O impacto dos ultraprocessados no padrão alimentar brasileiro.
Enviada em 20/10/2019
A “modernidade líquida’’, tese do sociólogo polonês Zygmunt Bauman, é caracterizada como um conjunto de aceleradas e fluidas relações sociais que espelham a realidade cotidiana. Nesse sentido, o rápido crescimento da presença dos ultraprocessados nos hábitos alimentares dos brasileiros é, sem dúvida, um fator que indica essa ‘’liquidez’’. Assim, o impacto da publicidade, a desvalorização de práticas naturais desde a infância e a vida social agitada dos indivíduos são grandes responsáveis por formentar essa problemática.

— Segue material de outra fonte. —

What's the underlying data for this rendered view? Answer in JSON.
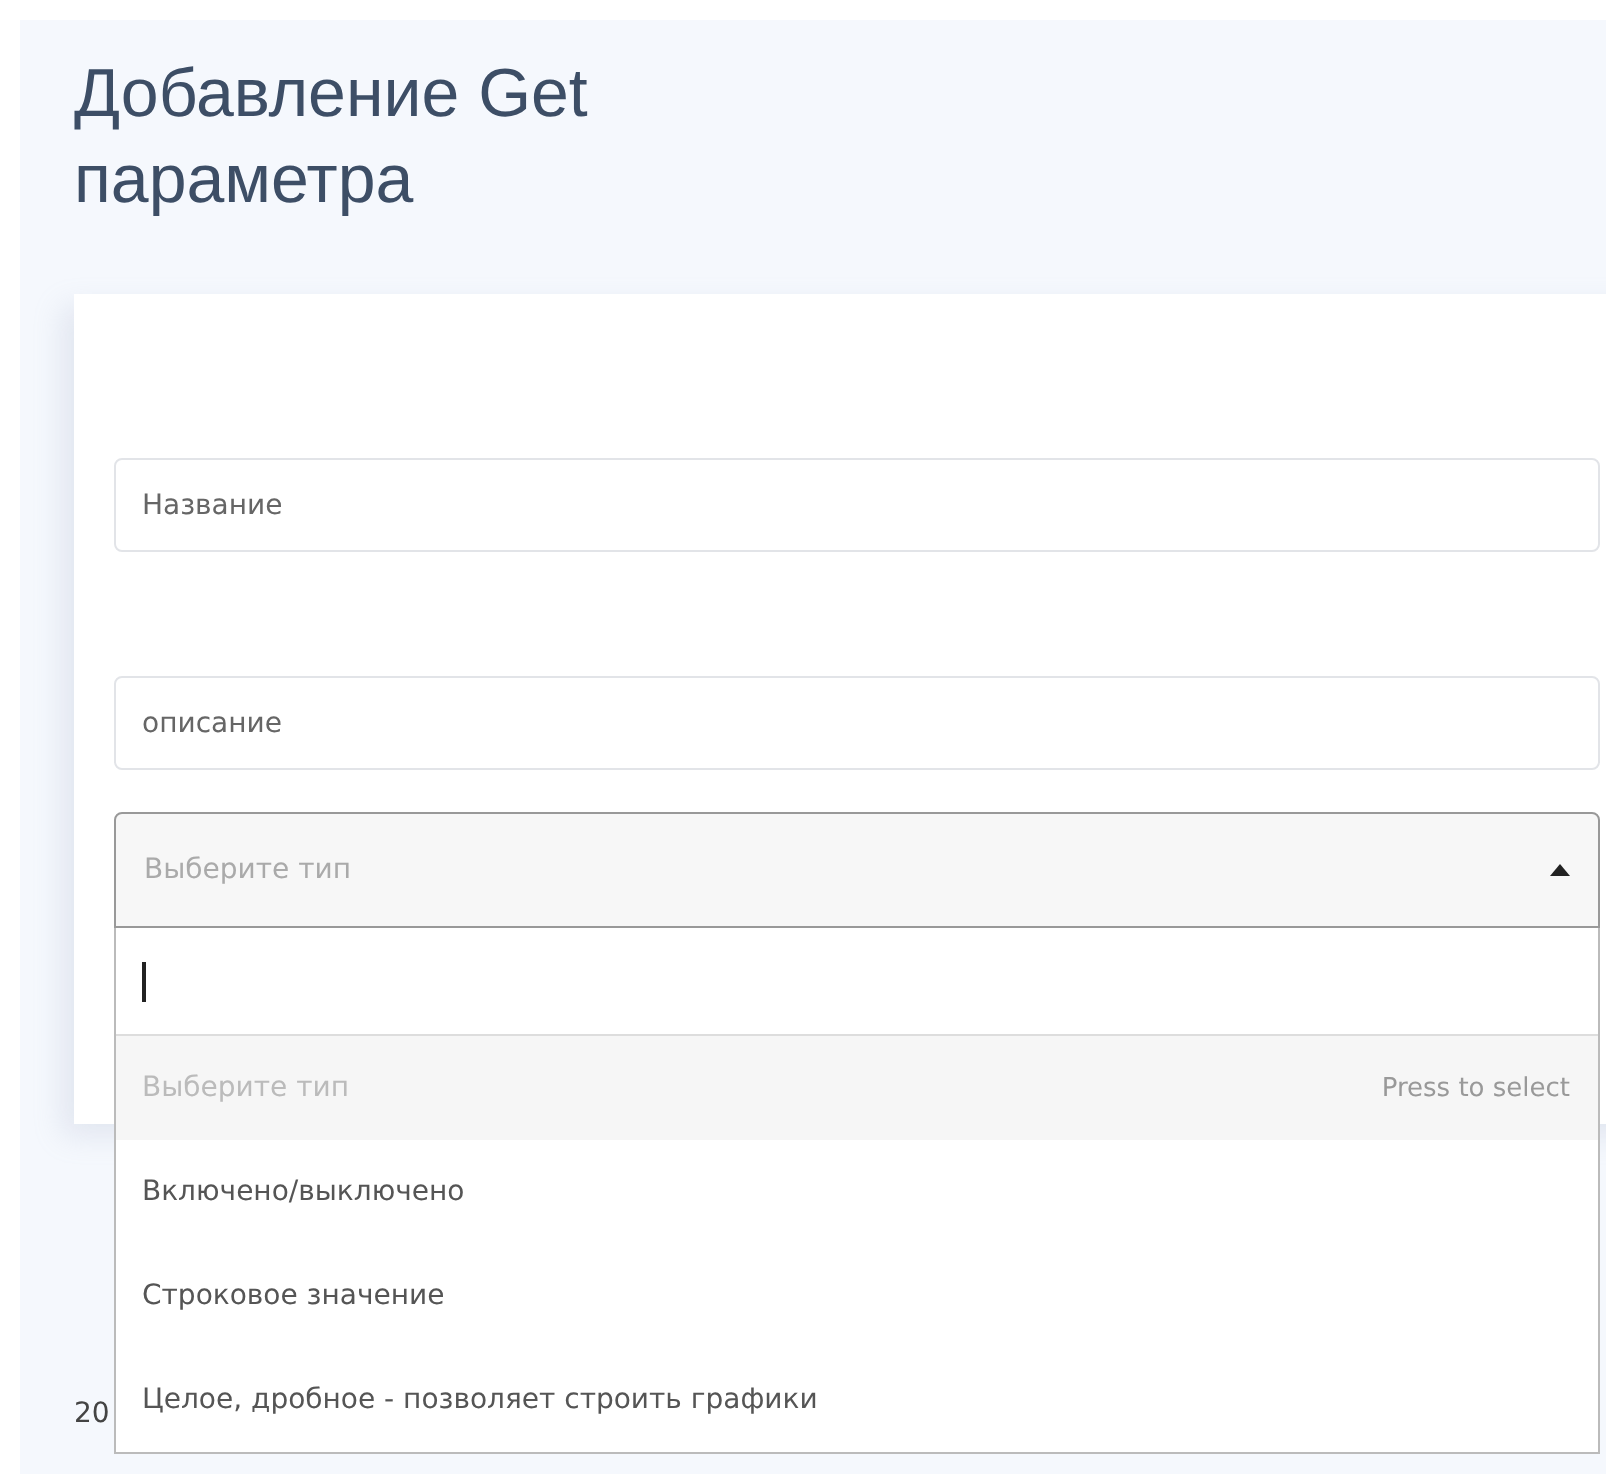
{
  "title": "Добавление Get параметра",
  "fields": [
    {
      "placeholder": "Название"
    },
    {
      "placeholder": "описание"
    }
  ],
  "select": {
    "placeholder": "Выберите тип",
    "expanded": true,
    "options": [
      {
        "label": "Выберите тип",
        "selected": true,
        "hint": "Press to select",
        "disabled": true
      },
      {
        "label": "Включено/выключено",
        "selected": false,
        "disabled": false
      },
      {
        "label": "Строковое значение",
        "selected": false,
        "disabled": false
      },
      {
        "label": "Целое, дробное - позволяет строить графики",
        "selected": false,
        "disabled": false
      }
    ]
  },
  "footer": "20"
}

Nesse contexto, parte desse panorama mundial é reflexo de mudanças alimentares que envolvem a substituição de alimentos naturais e minimamente processados por alimentos industrializados prontos para o consumo, ricos em sódio e açúcar. Essa realidade contribui para a superlotação do sistema público de saúde, uma vez que aumenta os casos de obesidade, diabetes, doenças do coração, câncer e hipertensão arterial. Justo por isso, é preocupante a falta de medidas de prevenção e conscientização por parte dos governos, o que atesta o pensamento do importante oncologista Drauzio Varella no qual defende que não é função do Estado proteger o cidadão do mal que causa a si próprio, mas é seu dever defendê-lo do que possam fazer contra ele.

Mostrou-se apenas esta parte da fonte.